Today’s VF1000R is a 1986 model, which is one model year that exhibited the dual headlamps. For many, this is the year to have for that reason alone. This particular bike appears to be well loved and cared for, shows an exhaust upgrade (no notes on the availability of the stock exhaust), and has 20k on the clocks. That is fair mileage, but again, this is a Honda and the reliability record on the model is very good. Located in Oklahoma, this bike is offered on a Buy It Now only format, with the ask being a stout $17,000 or best offer. That is bigger money than we have seen asked in the past, and this will be telling to see if the market is moving this model higher in terms of valuation – or if the ask is simply optimistic. Check out all of the details here, and Good Luck!!
Nice. As owner of a European 86 Rothmans, finally good to see these under appreciated classics starting to get the recognition they really deserve.
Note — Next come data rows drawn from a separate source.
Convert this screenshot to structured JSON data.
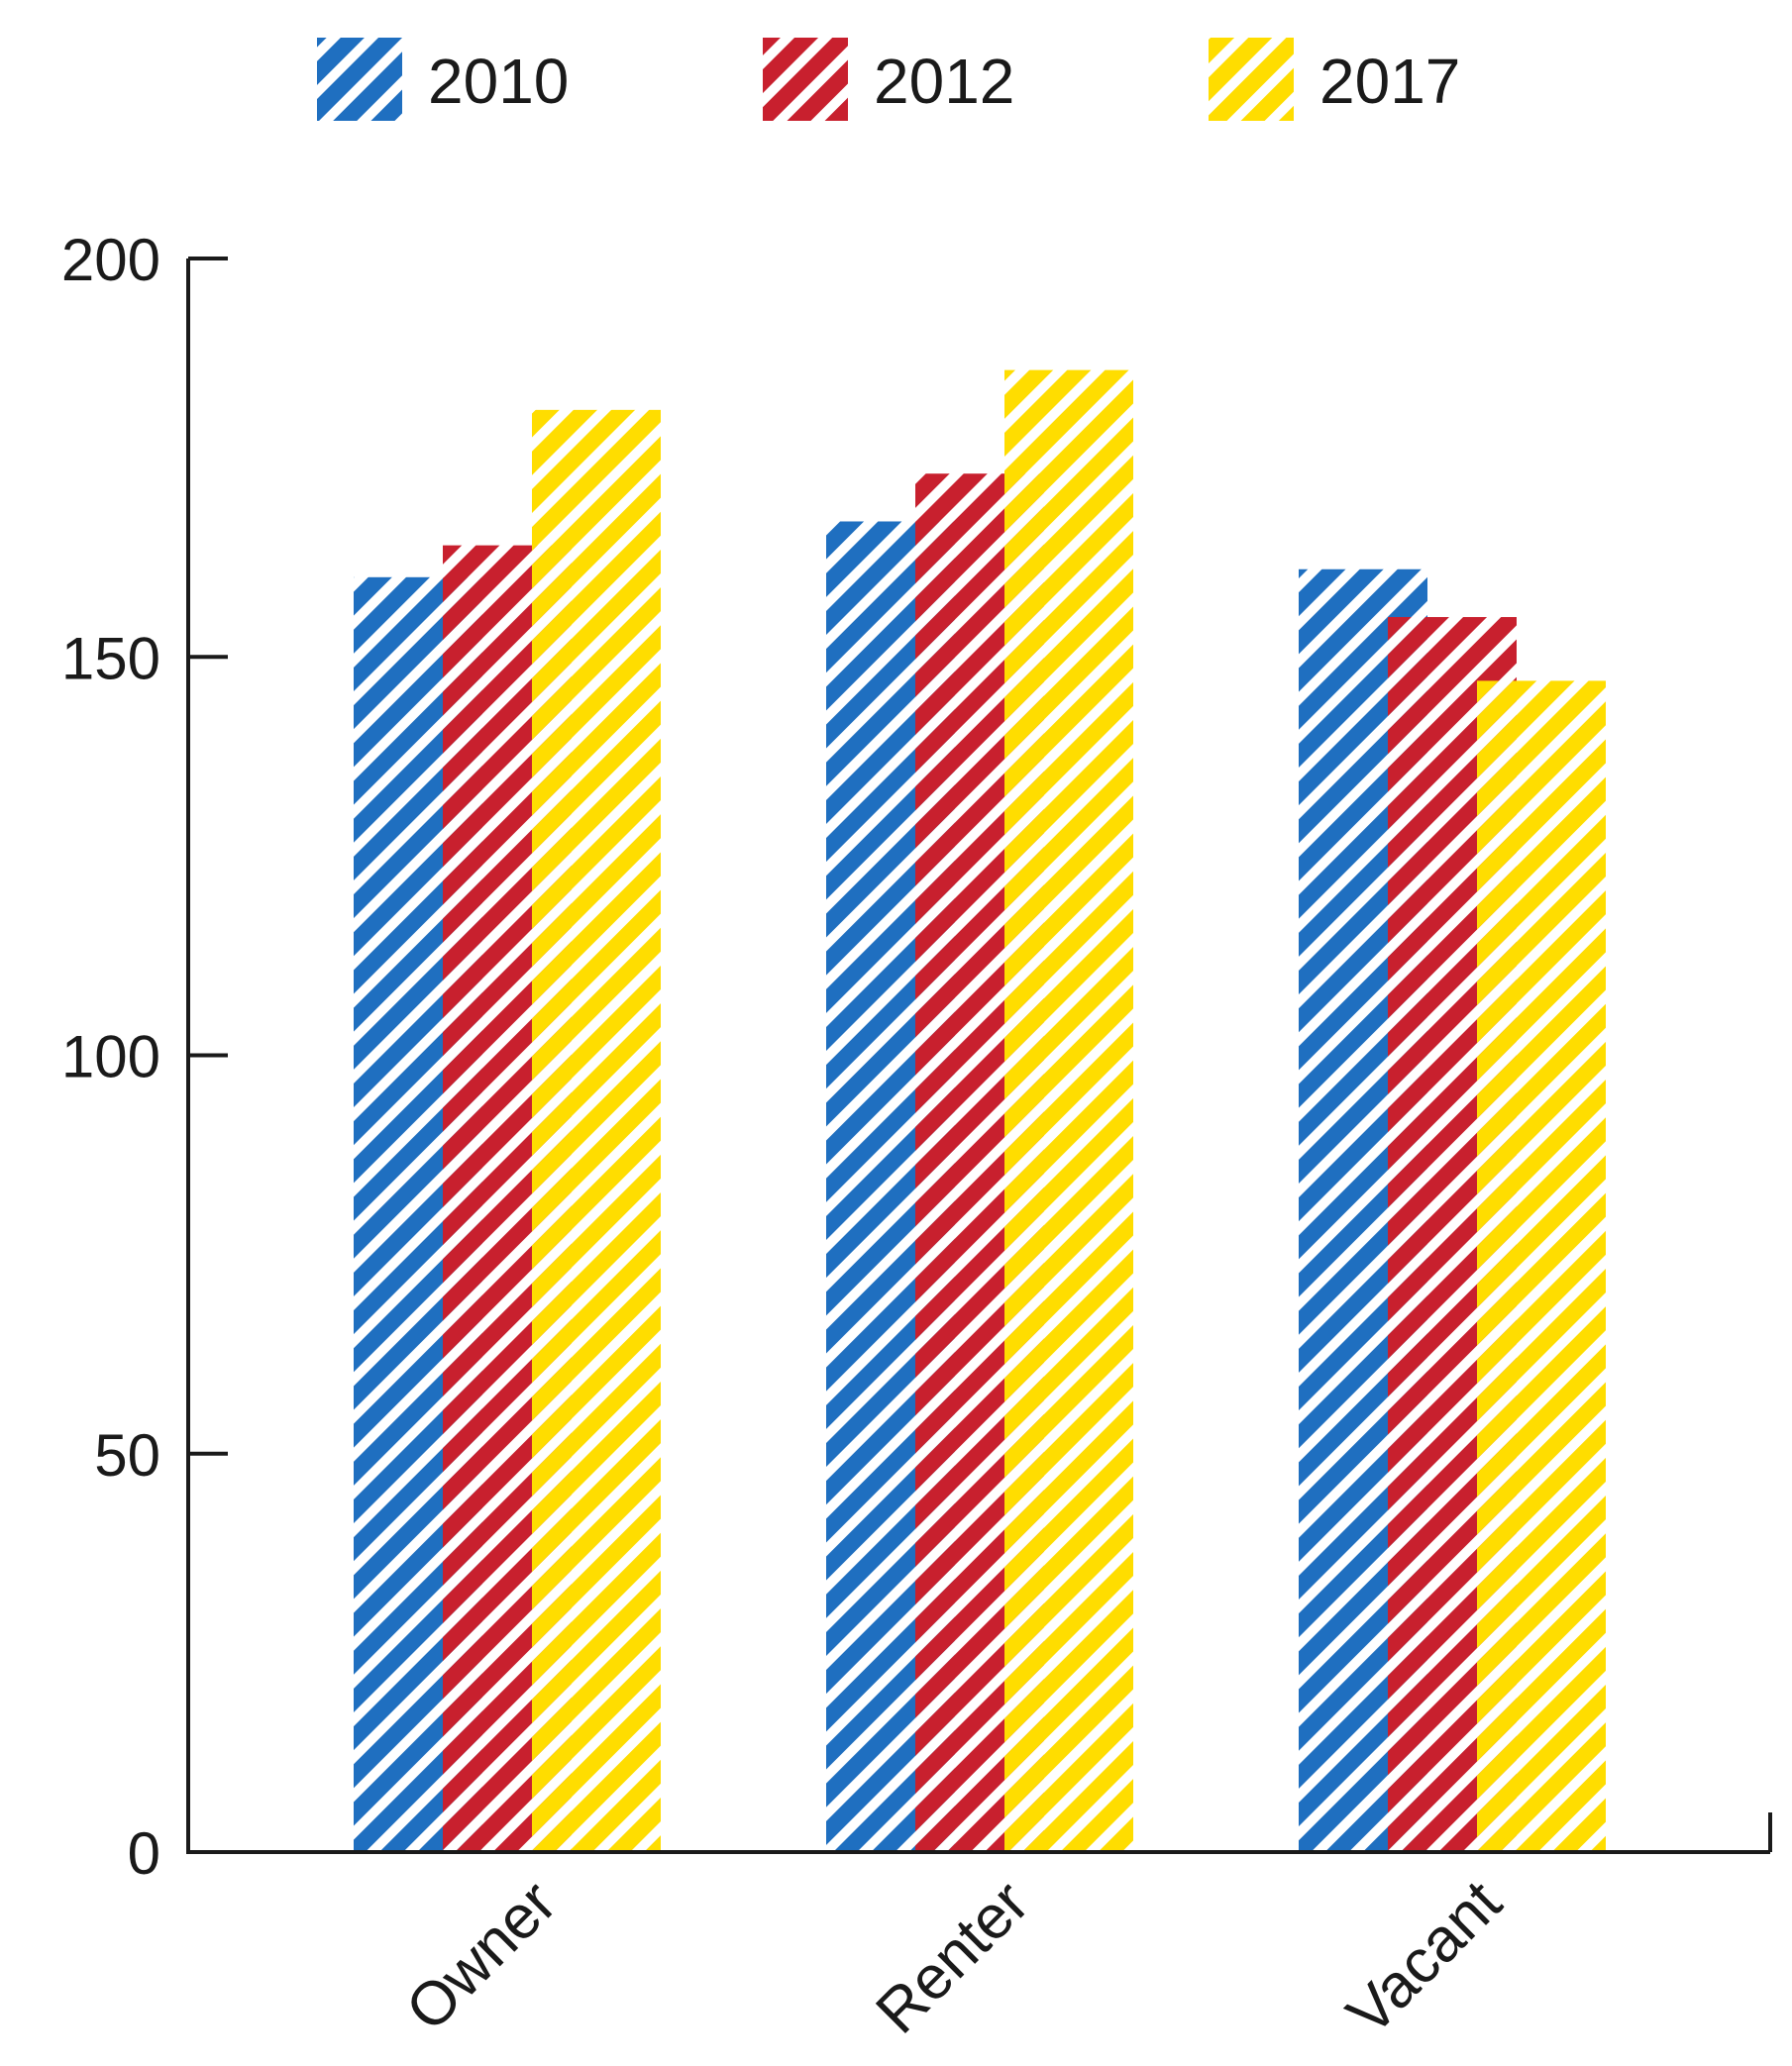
{
  "chart_data": {
    "type": "bar",
    "categories": [
      "Owner",
      "Renter",
      "Vacant"
    ],
    "series": [
      {
        "name": "2010",
        "values": [
          160,
          167,
          161
        ],
        "color": "#1f6fc0"
      },
      {
        "name": "2012",
        "values": [
          164,
          173,
          155
        ],
        "color": "#c8202e"
      },
      {
        "name": "2017",
        "values": [
          181,
          186,
          147
        ],
        "color": "#ffdd00"
      }
    ],
    "ylim": [
      0,
      200
    ],
    "yticks": [
      0,
      50,
      100,
      150,
      200
    ],
    "grid": false,
    "legend_position": "top",
    "pattern": "diagonal-stripes"
  }
}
Personally do prefer the Euro gas tank rather than the sloping tank the NA models had.
And how many other RSBFS alumni have been featured on the TV show “Knight Rider” back in the day?! Micro-lock their brakes KITT!
If this bike gets anywhere close to that asking price, I’ve got a 1985 9.75/10 that will be going up for sale. And mine only has 10k miles.
Hi Sean……do you find the VF1000R to be fairly good on canyon roads. Have always wanted one of these v4’s. I am in my seventies, so my riding is spirited, but not all out crazy…..let me know what you think of yours…..thx, Gary
Very cool bikes but there’s no getting past how heavy they are. I had one at the same time I had an 86 VFR750 – the 750 was better in every way aside from extended high speed straight line riding and that feeling you get on the 1000 of riding something completely over-engineered.
To me though, these are a high water mark of Honda’s superior fit/finish/engineering/quality back in the 80s. But I don’t want one 🙂
Gary, the VF1000R is definitely a pig, but it has endearing qualities that take you straight back in time. Once the old girl is rolling she’s a lot more nimble than you would ever think. That being said, carving canyons at a spirited pace in not something I would consider. Cruising through the canyons is a better/safer method of travel.